Readers are sure to love Maria for how magnetic and vibrant she is, supporting her rights and wrongs. She is intoxicating, charming, dangerous, and at times unpredictable—a walking cautionary tale written for those who love chaotic femme fatales.


She is a flame in the dark, and the night is full of moths.

"The world will try to make you small. It will tell you to be modest, and meek. But the world is wrong. You should get to love and feel and live as boldly as you want."

Charlotte is the gentle, bookish girl who gets to live out a paranormal romance fantasy...and the nightmare it often becomes. Readers will love her goodness and cheer for her as her desperate story plays out. Or they'll rage against her weaknesses and decisions.


"Stories matter, Alice. When you live long enough, they're all you have."

Alice is somewhere in the middle: a lost soul in search of a fresh start as the past haunts her relentlessly. She's for the shy girls, those who don't always feel comfortable in their own skin, and the ones who reinvent themselves. She's also for those who are tired of being passive and keeping the peace.


No—disappearing would be better, because maybe in the absence of Alice she could become someone else.

There are two other women in the background whose stories were interesting and tragic. One in particular, I wish I could have had an alternate ending to read; it's not that her ending doesn't make sense, but that I'd be interested to see how differently her story could have played out in another version of life. But that's all I will say about them.


At first, I was bummed we weren’t getting more from one of the characters, but the further I got, the more I appreciated how the other stories were leading and catching up to her while explaining vital histories.


My favorite and least favorite character changed multiple times, as they all deserved revenge and happiness...to an extent.



WORLD


If there's one thing you can expect from V.E. Schwab, it's that whatever she writes will be indulgently aesethic.

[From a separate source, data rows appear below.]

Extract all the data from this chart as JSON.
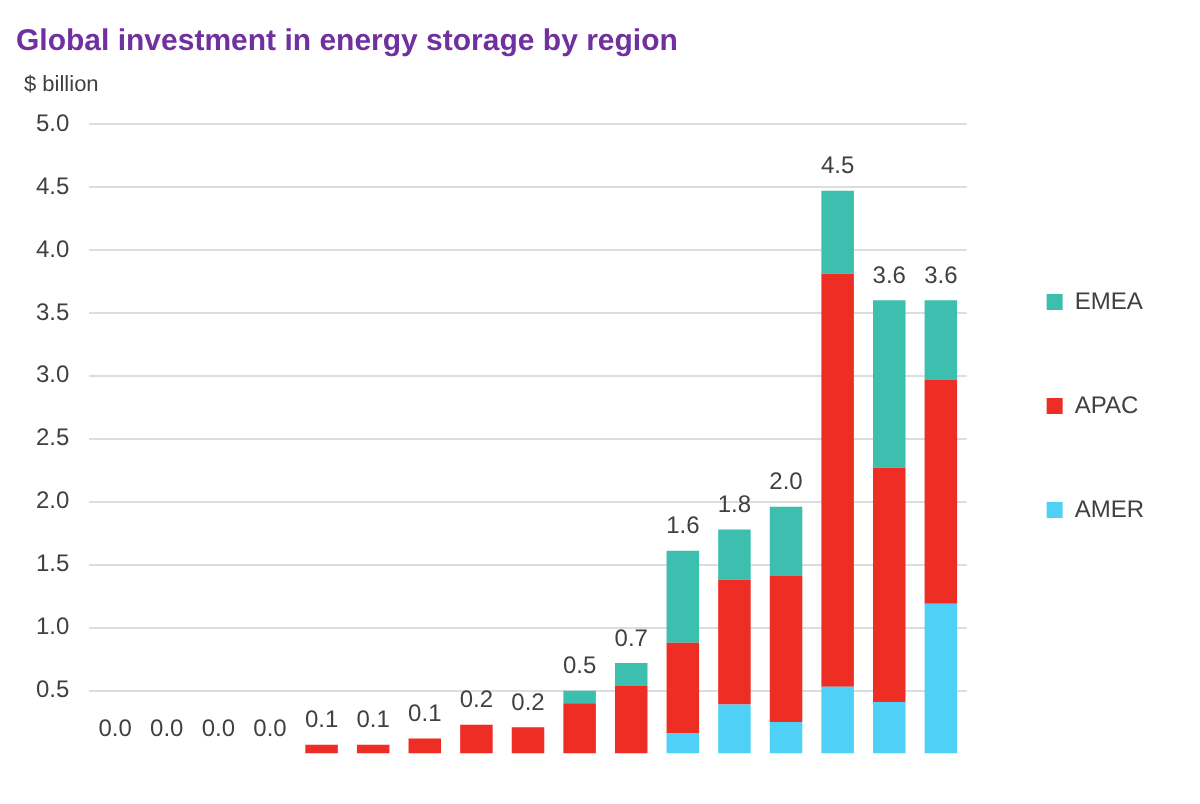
{
  "chart_data": {
    "type": "bar",
    "title": "Global investment in energy storage by region",
    "ylabel": "$ billion",
    "stacked": true,
    "categories": [
      null,
      null,
      null,
      null,
      null,
      null,
      null,
      null,
      null,
      null,
      null,
      null,
      null,
      null,
      null,
      null,
      null
    ],
    "series": [
      {
        "name": "AMER",
        "color": "#4fd0f7",
        "values": [
          0,
          0,
          0,
          0,
          0,
          0,
          0,
          0,
          0,
          0,
          0,
          0.16,
          0.39,
          0.25,
          0.53,
          0.41,
          1.19
        ]
      },
      {
        "name": "APAC",
        "color": "#ee2e24",
        "values": [
          0,
          0,
          0,
          0,
          0.07,
          0.07,
          0.12,
          0.23,
          0.21,
          0.4,
          0.54,
          0.72,
          0.99,
          1.16,
          3.28,
          1.86,
          1.78
        ]
      },
      {
        "name": "EMEA",
        "color": "#3cbfae",
        "values": [
          0,
          0,
          0,
          0,
          0,
          0,
          0,
          0,
          0,
          0.1,
          0.18,
          0.73,
          0.4,
          0.55,
          0.66,
          1.33,
          0.63
        ]
      }
    ],
    "totals": [
      "0.0",
      "0.0",
      "0.0",
      "0.0",
      "0.1",
      "0.1",
      "0.1",
      "0.2",
      "0.2",
      "0.5",
      "0.7",
      "1.6",
      "1.8",
      "2.0",
      "4.5",
      "3.6",
      "3.6"
    ],
    "ylim": [
      0,
      5
    ],
    "yticks": [
      0.5,
      {
        "value": 1,
        "label": "1.0"
      },
      1.5,
      {
        "value": 2,
        "label": "2.0"
      },
      2.5,
      {
        "value": 3,
        "label": "3.0"
      },
      3.5,
      {
        "value": 4,
        "label": "4.0"
      },
      4.5,
      {
        "value": 5,
        "label": "5.0"
      }
    ],
    "grid": "y",
    "legend": "right"
  }
}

Schwab pays homage to traditional vampire literature while also twisting the lore into something original.


"All things are touched by time, and we are no exception."

As the plot plays out, we're taken through a Spanish village, carnevale in Venice, Italian cafes, cemeteries, London society, Scottish towns, urban streets, abandoned houses, and vampiric clubs.


The best way I can describe Bury Our Bones is Addie LaRue and the Villains series meet True Blood and Interview With a Vampire with a splash of Bridgerton. Needless to say, the atmosphere is gothic, luxurious, and addictive.



TL;DR


Bury Our Bones in the Midnight Soil had everything I've come to expect from Schwab: morally grey characters in desperate situations, moody vibes, addictive prose, and an impeccable gothic atmosphere. It felt like a love letter to her fans with its nods to some of Schwab's previous works.


I highly recommend this book to everyone, but especially to readers who enjoy vampires, sapphic romance, villainous main characters, multiple timelines/POVs, a character’s descent into madness, or having your heart torn out as happiness is snatched from a character time and again. I will also never stop recommending the audiobook—it's one of the best I've come across.


If you’ve read this book, let’s talk about it! And you can help me lovingly bully Jordan into reading it.